Un film d'aventures de John Ford

85  mn

Avec Ralph Bellamy, Gloria Stuart, Pat O'Brien, Slim Summerville, Lilian Bond, Russell Hopton, David Landau, Leslie Fenton, Frank Albertson
Scénario de Dale Van Every, Frank W. Wead
D'après Frank W. Wead
Photo de Karl Freund
Produit par Carl Laemmle Jr.

RESUME
Dans une base de l'aéropostale, un as de l'aviation arrive pour remplacer un pilote brûlé vif dans son appareil peu de temps avant. Coureur de jupon, l'as n'hésite pas à courtiser la femme d'un pilote qui lui aussi va périr aux commandes de son appareil.

COMMENTAIRE
Moins de quatre ans plus tard, Howard Hawks tournera un Remake, « Brumes », qui permet d’apprécier ce qui différentie, sur certains aspects, son cinéma de celui de John Ford. Alors que les deux films sont écrits par Frank W. Wead (un pionnier de l’aviation), le film de Hawks est plus léger, plus bavard, les personnages sont plus désinvoltes et les relations hommes-femmes plus ouvertement portées sur le sexe. Le personnage du pilote bravache et coureur de jupon interprété par Pat O’Brian ici, et par James Cagney dans « Brumes », est sensiblement identique dans les deux films, mais les deux cinéastes ne l’exploitent pas de la même manière. Ford est moins grivois, moins axé sur le dialogue et plus sur l’action.

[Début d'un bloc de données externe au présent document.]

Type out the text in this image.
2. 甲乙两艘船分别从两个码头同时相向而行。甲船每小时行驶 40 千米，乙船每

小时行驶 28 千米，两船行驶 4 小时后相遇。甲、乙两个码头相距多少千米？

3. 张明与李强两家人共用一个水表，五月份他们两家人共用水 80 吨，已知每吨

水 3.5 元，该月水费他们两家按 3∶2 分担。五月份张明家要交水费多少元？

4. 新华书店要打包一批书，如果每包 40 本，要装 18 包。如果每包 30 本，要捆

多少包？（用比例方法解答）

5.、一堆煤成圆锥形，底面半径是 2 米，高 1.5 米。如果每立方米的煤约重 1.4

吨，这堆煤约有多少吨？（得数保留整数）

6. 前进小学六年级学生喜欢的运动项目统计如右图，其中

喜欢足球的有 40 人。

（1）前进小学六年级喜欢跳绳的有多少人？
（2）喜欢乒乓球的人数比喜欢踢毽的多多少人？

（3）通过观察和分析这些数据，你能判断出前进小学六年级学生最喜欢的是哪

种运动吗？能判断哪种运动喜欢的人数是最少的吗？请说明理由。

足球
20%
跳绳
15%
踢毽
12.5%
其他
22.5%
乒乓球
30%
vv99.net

Ne recherchant pas systématiquement le bon mot, le sous-entendu comme Hawks ; les dialogues où O’Brien courtise la femme d’un pilote sont plus passionnels. De même Cagney joue dans les locaux de l’aéroport la plus grande partie du film, tandis que O’Brien toujours en déplacement bénéficie d’un traitement moins théâtral. Il exécute également toute une série de prouesses aériennes impressionnantes. Ajoutons que Hawks viendra puiser dans « Tête brûlée » d’autres idées lorsqu’il réalisera « Seuls les anges ont des ailes », en particulier le personnage de ce pilote rongé par le remords qui a abandonné à leur funeste sort les passagers d’un avion en perdition. Sinon « Tête brûlée » à toutes les apparences d’une oeuvre de commande comme beaucoup de celles que Ford réalise à cette époque. On y décèle rien de véritablement fordien ; même son humour qui transparaît timidement à travers le personnage de Slim Summerville (ou encore d’Indiens qui, découvrant des voltiges aériennes, pensent que le pilote est saoul) est particulièrement retenu. Ceci étant, le film porté par de nombreuses scènes d’actions, une belle photo de Karl Freund et une bande son de qualité pour l’époque, se découvre sans ennui.